Tugboats, just like elephants have a specific resting place. While the location of the elephant graveyard still eludes us, we know exactly where the tugboats go when they’re ready to retire. Staten Island.

The tugboats working in the New York City have an easy trip to Staten Island and their final resting place but the tugboats coming from far away, such as San Francisco must answer their death call a whole year before their final tugging days. Some may say the Panama Canal was built mainly to ease the trip of tugboats to the Staten Island Tugboat Graveyard.

If you’ve ever heard the story of the Little Engine That Could based on no research it is posited the original story was about a tugboat in Shanghai making its journey to Staten Island. It was train propaganda that made it about a train. Such loco motives.
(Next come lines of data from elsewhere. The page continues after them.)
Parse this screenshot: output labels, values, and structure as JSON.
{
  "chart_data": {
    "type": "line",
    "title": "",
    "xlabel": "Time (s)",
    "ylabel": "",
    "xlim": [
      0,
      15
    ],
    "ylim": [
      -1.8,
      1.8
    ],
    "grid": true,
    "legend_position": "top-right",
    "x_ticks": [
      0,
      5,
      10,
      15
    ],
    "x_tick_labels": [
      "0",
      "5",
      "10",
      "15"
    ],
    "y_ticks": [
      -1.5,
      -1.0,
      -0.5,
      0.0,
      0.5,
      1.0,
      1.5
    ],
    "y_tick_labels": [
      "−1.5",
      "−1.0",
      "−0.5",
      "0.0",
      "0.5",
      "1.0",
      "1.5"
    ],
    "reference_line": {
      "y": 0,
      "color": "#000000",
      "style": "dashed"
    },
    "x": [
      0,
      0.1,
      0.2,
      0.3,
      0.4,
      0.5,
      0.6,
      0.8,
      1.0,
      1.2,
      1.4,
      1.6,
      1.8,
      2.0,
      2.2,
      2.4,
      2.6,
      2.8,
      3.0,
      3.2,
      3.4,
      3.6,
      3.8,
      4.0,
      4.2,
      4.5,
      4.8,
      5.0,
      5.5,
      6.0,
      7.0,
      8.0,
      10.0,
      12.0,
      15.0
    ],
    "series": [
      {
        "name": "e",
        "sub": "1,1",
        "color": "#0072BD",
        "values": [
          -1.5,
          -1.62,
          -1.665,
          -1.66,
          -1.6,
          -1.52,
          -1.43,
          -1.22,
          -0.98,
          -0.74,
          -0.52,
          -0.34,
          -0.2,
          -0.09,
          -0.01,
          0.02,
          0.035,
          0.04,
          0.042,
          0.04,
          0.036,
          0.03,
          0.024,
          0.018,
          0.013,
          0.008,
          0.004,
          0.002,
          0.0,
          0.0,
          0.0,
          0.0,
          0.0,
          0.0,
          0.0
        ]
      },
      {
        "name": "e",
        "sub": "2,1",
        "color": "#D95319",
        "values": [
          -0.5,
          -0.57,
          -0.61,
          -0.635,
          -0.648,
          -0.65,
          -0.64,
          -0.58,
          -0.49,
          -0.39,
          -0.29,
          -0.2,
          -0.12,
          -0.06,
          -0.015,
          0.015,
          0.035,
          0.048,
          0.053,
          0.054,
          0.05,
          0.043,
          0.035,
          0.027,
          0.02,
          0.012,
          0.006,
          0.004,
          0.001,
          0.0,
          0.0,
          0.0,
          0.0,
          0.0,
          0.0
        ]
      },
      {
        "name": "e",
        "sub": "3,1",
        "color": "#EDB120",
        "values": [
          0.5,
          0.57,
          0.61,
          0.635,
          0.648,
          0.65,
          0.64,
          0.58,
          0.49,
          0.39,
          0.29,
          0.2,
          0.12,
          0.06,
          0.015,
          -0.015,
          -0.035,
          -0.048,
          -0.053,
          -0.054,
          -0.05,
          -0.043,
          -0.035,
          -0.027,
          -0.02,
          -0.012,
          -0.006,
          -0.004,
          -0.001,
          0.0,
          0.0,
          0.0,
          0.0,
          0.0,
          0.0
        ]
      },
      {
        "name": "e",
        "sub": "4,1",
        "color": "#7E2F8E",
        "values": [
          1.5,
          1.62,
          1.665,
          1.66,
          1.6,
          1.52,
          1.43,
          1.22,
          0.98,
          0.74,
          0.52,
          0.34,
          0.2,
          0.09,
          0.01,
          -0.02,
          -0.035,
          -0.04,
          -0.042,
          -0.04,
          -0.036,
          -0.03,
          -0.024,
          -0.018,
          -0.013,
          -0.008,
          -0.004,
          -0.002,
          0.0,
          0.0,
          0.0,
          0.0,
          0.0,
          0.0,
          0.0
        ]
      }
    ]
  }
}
Hemingway’s Old Man and The Sea is thought to be an ode to the Tugboat That Could. Sporting such quotes as:

I may not be as strong as I think but I know many tricks and I have resolution.

Or

Everything about him was old except his eyes, and they were the same color as the sea and were cheerful and undefeated.

Or

Now is no time to think of what you do not have. Think of what you can do with what there is.

And so like Hemingway attested, through sheer grit tugboats make their way to Staten Island where they can finally be at peace. At their height there were 200 retired tugboats aimlessly floating and bumping into each other along the banks of Staten Island. Over time they sink to the ocean depths, maybe forming new coral reefs for sea life. Maybe tugging sunken ships to Davy Jones’ Locker. Maybe tugboats die just like how they live as told by R. Kelly, “with a little bump and grind.”